登山客の分散課題 県内誘客へ魅力創出 尾瀬国立公園

画像

 南会津町の田代山(1、971メートル)のシンボルである台形の山頂には約25ヘクタールの湿原が広がる。季節の花々や草紅葉がつくる湿原の景色を堪能できる名峰として知られる。だが、登山シーズンでも訪れるハイカーがまばらな日は少なくない。

 尾瀬国立公園には年間約29万人が訪れるが、田代山猿倉口の2016(平成28)年度の年間入山者は3800人と全体のわずか1・3%だ。本格的な登山装備がなくても行ける尾瀬沼や尾瀬ケ原など尾瀬中心部に人気が集まる中、地元は「宿泊などをする登山客があまりに少ないと有害鳥獣の駆除などに関わる人が住む地域が衰退し、自然保護が難しくなってしまう」と危機感を強める。

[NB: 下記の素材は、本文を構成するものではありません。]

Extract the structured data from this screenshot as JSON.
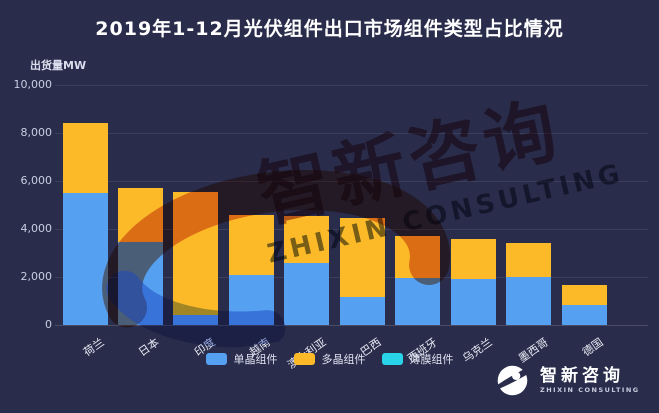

 福島、栃木、群馬、新潟の4県にまたがる尾瀬国立公園は、登山客の「偏在化」が顕著となっている。2016年度は関越自動車道から約1時間半とアクセスに優れる群馬県側からの入山者が約20万人と全体の7割を占め、特に鳩待口尾瀬ケ原方面(片品村)に17万2400人が集中した。一方、本県側からの入山者は3割の約8万人で、最も多い沼山口(檜枝岐村)で5万5550人だった。東北自動車道から車で2時間以上も離れているなど交通の利便性の悪さが影響しているとみられる。

 登山客が少なければ、山小屋などの経営が苦しくなり、自然保護の活動が停滞する恐れがある。山小屋は登山道の維持なども担っており、実際、山小屋が休業となった周辺では、沢に架ける木橋の管理の担い手がいなくなり、通行が危険になっている場所もあるという。

 尾瀬保護に携わる有識者らも登山客の偏在化を重要課題の一つと認識し、2006年に策定した尾瀬の施策の指針となる「尾瀬ビジョン」に登山客の集中解消を掲げた。しかし、県境を越えて登山客をどう分散化させるのか、具体策は十分に議論されていない。

 こうした中、尾瀬国立公園単独化10年の節目をきっかけに、登山客を呼び込もうと県内では新たな魅力創出に向けた動きが広がっている。

 南会津町観光物産協会は若い男女の交流イベントの会場として田代山の活用をPRしている。急過ぎない登山道や山頂の湿原散策が首都圏からの参加者に好評だ。檜枝岐村側でも村民有志が村と連携し、大津岐峠など尾瀬の山岳地帯の自然を楽しんでもらう縦走イベントを企画した。

 一方、環境省は尾瀬の案内や注意事項を外国語で周知するためのガイドラインを策定した。官民が連携して公園内の看板や標識の表記を多言語化し、海外の登山客の受け入れを目指す。

 尾瀬国立公園協議会は今年度、新たな尾瀬ビジョンの策定に着手する。尾瀬の自然保護と誘客が一体となった新しい利用の在り方について、行政、観光関係者、有識者が議論する予定だ。

 南会津町観光物産協会舘岩支部長の芝本久雄さん(69)は「観光客が尾瀬をはじめ、周辺地域を訪れてもらえるよう広く連携する枠組みをつくってほしい」と訴えている。